Pièce n°1866
Écrite par Sol'stice
Explorée par Loan
Tout disparaît avec le rideau qui tombe derrière moi. La lumière, le moindre bruit. Plongé dans l’obscurité et le silence total, j’écoute le son de ma propre respiration que le tissu qui m’entoure me renvoie dans la figure. Il est partout tout autour de moi, me frôle les bras, effleure mon dos. La main tendue devant moi, j’écarte les lourds pans qui semblent ne jamais avoir de fin, me libérant petit à petit le passage. Le cocon perpétuel dans lequel je progresse étouffe le son de mes pas, celui du grelot du lutin. Par intermittence, je raffermis ma prise sur la boîte calée sous mon bras car l’étoffe qui l’enveloppe glisse contre mon vêtement.

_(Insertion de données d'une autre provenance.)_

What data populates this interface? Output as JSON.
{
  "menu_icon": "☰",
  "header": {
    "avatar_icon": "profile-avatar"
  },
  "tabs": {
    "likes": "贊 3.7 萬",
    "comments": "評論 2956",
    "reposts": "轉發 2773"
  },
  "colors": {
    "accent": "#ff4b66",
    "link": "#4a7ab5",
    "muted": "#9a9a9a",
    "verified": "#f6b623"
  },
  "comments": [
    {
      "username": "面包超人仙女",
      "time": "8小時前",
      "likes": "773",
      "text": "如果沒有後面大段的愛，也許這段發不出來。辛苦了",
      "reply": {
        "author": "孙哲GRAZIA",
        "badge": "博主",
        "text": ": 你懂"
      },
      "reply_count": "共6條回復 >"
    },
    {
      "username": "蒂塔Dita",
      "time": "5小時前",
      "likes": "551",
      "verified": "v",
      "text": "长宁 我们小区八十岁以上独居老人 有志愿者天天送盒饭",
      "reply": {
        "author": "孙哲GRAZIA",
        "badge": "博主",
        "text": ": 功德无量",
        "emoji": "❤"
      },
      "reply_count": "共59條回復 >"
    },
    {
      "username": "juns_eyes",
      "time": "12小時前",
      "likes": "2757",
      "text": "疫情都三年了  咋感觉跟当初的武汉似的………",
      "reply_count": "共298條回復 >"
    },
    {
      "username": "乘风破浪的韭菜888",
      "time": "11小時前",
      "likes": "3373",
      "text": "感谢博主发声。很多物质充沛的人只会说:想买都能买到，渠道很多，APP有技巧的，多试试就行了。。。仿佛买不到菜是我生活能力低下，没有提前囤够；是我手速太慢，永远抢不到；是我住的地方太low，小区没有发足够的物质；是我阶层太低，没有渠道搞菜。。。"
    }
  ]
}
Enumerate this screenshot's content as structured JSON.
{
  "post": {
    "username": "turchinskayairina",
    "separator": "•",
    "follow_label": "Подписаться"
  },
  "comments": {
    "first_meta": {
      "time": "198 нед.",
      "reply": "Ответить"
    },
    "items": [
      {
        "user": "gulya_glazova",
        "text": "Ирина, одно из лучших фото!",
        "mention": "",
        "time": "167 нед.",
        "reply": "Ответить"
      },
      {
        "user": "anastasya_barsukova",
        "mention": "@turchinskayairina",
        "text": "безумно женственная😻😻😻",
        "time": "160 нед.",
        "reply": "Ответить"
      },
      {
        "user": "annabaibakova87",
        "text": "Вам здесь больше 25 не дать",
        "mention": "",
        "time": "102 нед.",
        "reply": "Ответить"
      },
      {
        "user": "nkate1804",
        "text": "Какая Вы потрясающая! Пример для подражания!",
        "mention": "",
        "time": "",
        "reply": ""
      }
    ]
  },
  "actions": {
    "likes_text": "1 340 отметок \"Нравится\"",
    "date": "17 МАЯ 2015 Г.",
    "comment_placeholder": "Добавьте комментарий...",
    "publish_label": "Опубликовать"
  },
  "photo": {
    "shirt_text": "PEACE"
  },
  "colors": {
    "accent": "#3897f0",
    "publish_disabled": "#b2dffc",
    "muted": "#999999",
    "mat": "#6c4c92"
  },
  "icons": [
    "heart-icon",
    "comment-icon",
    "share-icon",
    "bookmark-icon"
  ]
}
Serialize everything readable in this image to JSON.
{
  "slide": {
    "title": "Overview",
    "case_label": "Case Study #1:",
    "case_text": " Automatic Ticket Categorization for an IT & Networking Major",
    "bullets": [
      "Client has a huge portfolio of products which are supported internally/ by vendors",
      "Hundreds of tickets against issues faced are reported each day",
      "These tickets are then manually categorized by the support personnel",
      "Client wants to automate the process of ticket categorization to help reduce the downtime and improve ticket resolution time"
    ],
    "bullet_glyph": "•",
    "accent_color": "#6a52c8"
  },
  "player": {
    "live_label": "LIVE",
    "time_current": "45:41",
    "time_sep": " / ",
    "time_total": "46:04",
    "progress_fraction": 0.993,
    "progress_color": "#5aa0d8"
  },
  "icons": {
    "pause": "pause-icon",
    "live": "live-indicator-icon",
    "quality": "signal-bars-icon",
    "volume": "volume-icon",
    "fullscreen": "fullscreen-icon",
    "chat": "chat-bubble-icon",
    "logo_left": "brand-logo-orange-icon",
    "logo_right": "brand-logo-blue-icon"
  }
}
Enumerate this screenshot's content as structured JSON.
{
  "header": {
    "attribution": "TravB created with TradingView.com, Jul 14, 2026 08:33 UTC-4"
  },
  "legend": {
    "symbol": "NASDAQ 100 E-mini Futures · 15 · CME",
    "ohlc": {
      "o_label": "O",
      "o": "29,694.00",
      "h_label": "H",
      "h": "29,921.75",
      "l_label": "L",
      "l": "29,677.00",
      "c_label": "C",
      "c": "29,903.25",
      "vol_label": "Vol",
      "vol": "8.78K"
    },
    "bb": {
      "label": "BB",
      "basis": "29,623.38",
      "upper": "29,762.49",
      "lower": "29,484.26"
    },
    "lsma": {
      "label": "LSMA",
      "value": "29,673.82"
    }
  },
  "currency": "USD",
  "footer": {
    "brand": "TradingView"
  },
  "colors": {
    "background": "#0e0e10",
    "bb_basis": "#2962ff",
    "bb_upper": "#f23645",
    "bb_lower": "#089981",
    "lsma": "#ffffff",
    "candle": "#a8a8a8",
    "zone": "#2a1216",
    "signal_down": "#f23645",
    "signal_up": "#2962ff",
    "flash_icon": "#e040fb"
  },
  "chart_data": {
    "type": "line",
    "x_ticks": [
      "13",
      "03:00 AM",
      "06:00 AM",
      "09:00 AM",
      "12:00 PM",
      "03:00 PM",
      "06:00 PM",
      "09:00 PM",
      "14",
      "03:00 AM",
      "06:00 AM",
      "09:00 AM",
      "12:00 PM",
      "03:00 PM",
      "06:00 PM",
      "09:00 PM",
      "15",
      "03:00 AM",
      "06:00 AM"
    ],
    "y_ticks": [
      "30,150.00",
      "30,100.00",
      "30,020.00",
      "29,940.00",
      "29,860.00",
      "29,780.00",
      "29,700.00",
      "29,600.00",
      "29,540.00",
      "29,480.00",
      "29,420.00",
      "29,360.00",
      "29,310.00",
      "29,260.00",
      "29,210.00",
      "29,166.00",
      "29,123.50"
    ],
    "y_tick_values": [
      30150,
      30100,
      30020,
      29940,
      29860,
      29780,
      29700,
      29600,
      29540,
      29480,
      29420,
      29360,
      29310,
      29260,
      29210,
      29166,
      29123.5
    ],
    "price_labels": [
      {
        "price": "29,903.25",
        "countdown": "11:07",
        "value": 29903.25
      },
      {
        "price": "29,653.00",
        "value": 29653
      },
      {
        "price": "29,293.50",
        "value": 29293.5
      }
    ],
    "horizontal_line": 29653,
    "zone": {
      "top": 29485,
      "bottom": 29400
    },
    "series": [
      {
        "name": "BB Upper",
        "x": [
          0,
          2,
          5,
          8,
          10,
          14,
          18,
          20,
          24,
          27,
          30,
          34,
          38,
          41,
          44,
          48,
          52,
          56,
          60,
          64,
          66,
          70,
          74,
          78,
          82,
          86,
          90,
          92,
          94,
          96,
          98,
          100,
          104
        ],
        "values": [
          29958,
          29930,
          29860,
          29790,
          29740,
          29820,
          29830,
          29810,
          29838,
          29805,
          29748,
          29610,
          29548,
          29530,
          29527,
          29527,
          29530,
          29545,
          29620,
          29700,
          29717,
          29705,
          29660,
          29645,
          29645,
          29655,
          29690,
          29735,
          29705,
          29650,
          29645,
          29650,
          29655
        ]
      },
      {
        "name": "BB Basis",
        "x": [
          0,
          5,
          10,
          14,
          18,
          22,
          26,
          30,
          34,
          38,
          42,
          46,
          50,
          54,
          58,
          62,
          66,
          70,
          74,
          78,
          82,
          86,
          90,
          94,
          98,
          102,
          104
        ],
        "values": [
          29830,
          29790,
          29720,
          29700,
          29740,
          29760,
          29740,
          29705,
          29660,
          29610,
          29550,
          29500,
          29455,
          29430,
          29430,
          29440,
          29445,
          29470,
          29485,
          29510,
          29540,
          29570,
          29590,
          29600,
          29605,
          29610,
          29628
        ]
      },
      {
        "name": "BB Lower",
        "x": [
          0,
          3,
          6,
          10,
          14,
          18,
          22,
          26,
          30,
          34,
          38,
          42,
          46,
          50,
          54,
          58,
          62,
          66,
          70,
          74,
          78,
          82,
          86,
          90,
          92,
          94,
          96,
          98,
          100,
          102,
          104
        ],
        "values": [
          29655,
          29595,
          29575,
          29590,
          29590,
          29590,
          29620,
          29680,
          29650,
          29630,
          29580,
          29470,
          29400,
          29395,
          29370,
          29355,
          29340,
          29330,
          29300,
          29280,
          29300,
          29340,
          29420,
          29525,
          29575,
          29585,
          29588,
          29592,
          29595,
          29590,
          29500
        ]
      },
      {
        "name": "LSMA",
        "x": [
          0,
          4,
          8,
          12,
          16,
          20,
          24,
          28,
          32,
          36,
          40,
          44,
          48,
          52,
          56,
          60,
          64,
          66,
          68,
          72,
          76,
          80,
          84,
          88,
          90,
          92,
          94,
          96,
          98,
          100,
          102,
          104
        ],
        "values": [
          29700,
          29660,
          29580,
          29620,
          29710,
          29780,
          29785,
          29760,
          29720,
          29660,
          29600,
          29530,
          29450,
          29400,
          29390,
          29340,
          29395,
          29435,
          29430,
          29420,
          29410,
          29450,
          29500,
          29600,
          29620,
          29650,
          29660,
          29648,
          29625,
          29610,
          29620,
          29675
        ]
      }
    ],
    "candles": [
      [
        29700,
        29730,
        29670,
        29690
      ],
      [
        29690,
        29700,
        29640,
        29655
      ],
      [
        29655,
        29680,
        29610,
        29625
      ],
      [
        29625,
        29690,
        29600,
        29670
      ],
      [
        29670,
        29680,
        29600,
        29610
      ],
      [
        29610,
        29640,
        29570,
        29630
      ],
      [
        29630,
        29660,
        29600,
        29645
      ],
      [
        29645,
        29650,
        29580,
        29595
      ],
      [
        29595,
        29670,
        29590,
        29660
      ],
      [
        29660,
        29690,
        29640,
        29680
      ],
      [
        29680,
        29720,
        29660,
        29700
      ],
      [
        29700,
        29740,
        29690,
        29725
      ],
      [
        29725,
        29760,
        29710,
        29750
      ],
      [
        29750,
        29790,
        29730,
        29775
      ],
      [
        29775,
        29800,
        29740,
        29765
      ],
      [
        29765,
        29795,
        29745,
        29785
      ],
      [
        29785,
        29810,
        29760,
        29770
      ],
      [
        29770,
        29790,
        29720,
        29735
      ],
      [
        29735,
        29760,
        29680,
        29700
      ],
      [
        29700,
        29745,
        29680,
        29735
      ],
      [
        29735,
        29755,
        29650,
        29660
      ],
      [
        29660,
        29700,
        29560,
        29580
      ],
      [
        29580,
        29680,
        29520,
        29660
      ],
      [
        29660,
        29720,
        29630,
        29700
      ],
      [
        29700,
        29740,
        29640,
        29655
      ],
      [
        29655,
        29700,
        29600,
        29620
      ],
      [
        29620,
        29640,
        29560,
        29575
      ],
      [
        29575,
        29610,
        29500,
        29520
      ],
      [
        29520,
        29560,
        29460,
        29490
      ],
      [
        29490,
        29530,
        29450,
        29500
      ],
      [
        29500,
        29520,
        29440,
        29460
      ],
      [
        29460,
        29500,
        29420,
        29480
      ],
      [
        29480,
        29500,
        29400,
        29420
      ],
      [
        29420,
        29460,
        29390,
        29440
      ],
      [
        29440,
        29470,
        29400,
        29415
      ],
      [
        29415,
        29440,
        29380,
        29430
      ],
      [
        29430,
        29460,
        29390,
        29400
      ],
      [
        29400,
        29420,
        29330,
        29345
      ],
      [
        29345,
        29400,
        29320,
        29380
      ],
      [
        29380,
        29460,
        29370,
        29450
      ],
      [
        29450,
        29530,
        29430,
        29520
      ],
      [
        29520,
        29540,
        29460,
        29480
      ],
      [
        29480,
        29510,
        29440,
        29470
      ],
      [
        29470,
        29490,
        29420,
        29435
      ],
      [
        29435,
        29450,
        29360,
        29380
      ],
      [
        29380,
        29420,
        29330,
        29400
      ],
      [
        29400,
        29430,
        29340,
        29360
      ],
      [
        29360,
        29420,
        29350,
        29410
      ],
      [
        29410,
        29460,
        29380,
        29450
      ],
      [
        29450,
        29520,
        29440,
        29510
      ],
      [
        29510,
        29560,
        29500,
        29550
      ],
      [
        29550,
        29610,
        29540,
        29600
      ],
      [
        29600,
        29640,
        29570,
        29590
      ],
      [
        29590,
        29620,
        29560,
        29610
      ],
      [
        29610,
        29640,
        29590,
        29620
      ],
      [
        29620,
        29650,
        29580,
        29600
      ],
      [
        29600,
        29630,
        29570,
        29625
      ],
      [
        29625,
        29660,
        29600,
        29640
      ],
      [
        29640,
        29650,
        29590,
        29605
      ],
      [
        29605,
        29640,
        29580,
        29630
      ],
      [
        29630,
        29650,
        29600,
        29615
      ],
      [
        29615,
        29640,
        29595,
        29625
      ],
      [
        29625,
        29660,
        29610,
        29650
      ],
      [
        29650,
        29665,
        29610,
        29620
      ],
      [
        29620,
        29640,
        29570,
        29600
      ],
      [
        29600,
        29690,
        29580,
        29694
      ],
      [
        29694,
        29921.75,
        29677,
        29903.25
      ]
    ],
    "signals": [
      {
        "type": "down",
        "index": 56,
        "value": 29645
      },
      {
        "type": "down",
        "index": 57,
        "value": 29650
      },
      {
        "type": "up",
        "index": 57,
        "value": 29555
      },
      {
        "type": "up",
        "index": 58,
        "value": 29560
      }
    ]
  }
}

Au bout d’un temps indéterminé, mon pied tape dans un tas de tissu roulé en boule par terre, je m’accroche au pan le plus proche pour ne pas perdre l’équilibre. Avec précaution, je me penche, tâte à l’aveugle l’obstacle. Rien qu’un pan de tenture qui a dû se décrocher et qui s’amasse désormais dans la poussière. Un nid confortable pour se rouler en boule et se reposer un moment. L’envie m’étreint, l’hésitation me prend. Puis un tintinnabulement de grelot me sort de mes songes éveillés et je me relève en secouant la tête. Je m’enfonce dans le tas tandis que je l’enjambe, reprends ma progression de l’autre côté.
Celle-ci est la même qu’avant ma pause, jusqu’à ce qu’un rai de lumière perce enfin tandis que j’écarte un énième pan de tenture. La luminosité croît de plus en plus, jusqu’à devenir éblouissante, m’obligeant à fermer les yeux, alors que j’émerge enfin de la succession de rideaux.